Despite the implication of their name, assigned to them by Columbia Records producer Frank Walker, the members of this popular string band of the late 1920s and early 1930s didn’t come from only Leake County. They first came together and were based here in Sebastopol, Scott County, where the oldest of the four, R. O. (Robert Oscar) Moseley (1884-1931), who played the mandolo (a small banjo-mandolin hybrid), ran a hardware and record store. In the late 1920s, Moseley began playing informally with two musicians who actually were from nearby Leake County—Jim Wolverton (1895-1969) who played five-string banjo and farmed in Neshoba County, and the colorful Will (William Bryant) Gilmer (1897-1960), who worked at a drug store next door to Moseley’s hardware store and has often been referred to as Mississippi’s premier fiddler. They were joined in 1926 by guitarist Dallas Jones (1889-1985), also from Sebastopol.
The quartet was playing in local schoolhouses on Saturday afternoons when celebrated talent scout H. C. Speir of Jackson recommended them to Columbia Records. At their first recording session in New Orleans in April 1927, they recorded their hit instrumental “Wednesday Night Waltz,” based on a lilting tune Gilmer had learned in Texas, with a faster breakdown segment added half way through. Backed by the almost as popular “Good Night Waltz,” the record would sell nearly a quarter million copies and become a standard as an instrumental and later in a version with lyrics, recorded by Carson Robison and Frank Luther.
The Revelers would record forty-four sides for Columbia at sessions variously staged in Atlanta or New Orleans through 1929 and at a last session at Jackson, Mississippi, in December 1930. They recorded everything from traditional string band waltzes and breakdowns to strings-and-vocal hillbilly (“Johnson Gal”), harmonizing vocal pop (“My Wild Irish Rose,” “When It’s Springtime in the Rockies”), vaudeville (“They Go Wild, Simply Wild Over Me”), blues (“Make Me a Bed on the Floor,” “Dry Town Blues”), and even a “Rockin’ Yodel.”
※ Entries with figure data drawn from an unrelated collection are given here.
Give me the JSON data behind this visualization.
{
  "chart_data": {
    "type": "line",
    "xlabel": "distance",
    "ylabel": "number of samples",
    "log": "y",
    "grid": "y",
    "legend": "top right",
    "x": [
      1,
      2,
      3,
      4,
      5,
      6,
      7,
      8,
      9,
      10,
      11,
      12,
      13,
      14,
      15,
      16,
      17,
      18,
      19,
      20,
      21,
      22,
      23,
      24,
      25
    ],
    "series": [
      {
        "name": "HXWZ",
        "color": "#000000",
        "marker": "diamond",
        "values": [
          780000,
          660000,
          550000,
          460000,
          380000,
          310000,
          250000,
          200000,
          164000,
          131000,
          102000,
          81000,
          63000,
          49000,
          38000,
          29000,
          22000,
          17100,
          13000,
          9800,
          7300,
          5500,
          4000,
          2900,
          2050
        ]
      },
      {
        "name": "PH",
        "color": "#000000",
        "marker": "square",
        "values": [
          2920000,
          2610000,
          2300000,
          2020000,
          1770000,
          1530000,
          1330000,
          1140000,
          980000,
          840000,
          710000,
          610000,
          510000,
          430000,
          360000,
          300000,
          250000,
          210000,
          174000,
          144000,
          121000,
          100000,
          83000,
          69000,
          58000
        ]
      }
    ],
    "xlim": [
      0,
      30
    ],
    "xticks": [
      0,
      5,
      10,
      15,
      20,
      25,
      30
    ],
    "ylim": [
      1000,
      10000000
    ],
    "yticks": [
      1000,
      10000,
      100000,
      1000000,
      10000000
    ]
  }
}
The quartet made appearances with Louisiana’s Huey Long during his campaign for governor there in 1928; sales of their records made it possible for the full band to perform live across the Southeast. The four Revelers, who always kept their day jobs, also appeared in varied combinations as duets or as solo acts. The demand for their appearances increased in 1930, when they began a regular 6 to 7 p.m. Saturday night radio show on the 1000-watt, widely broadcast WJDX out of Jackson. Unfortunately, R. O. Moseley’s death the following year marked the group’s end, although Dallas Jones was still making appearances in the 1980s, and descendants, appearing as the Leake County String Band, provided music for the 1976 movie Ode to Billie Joe.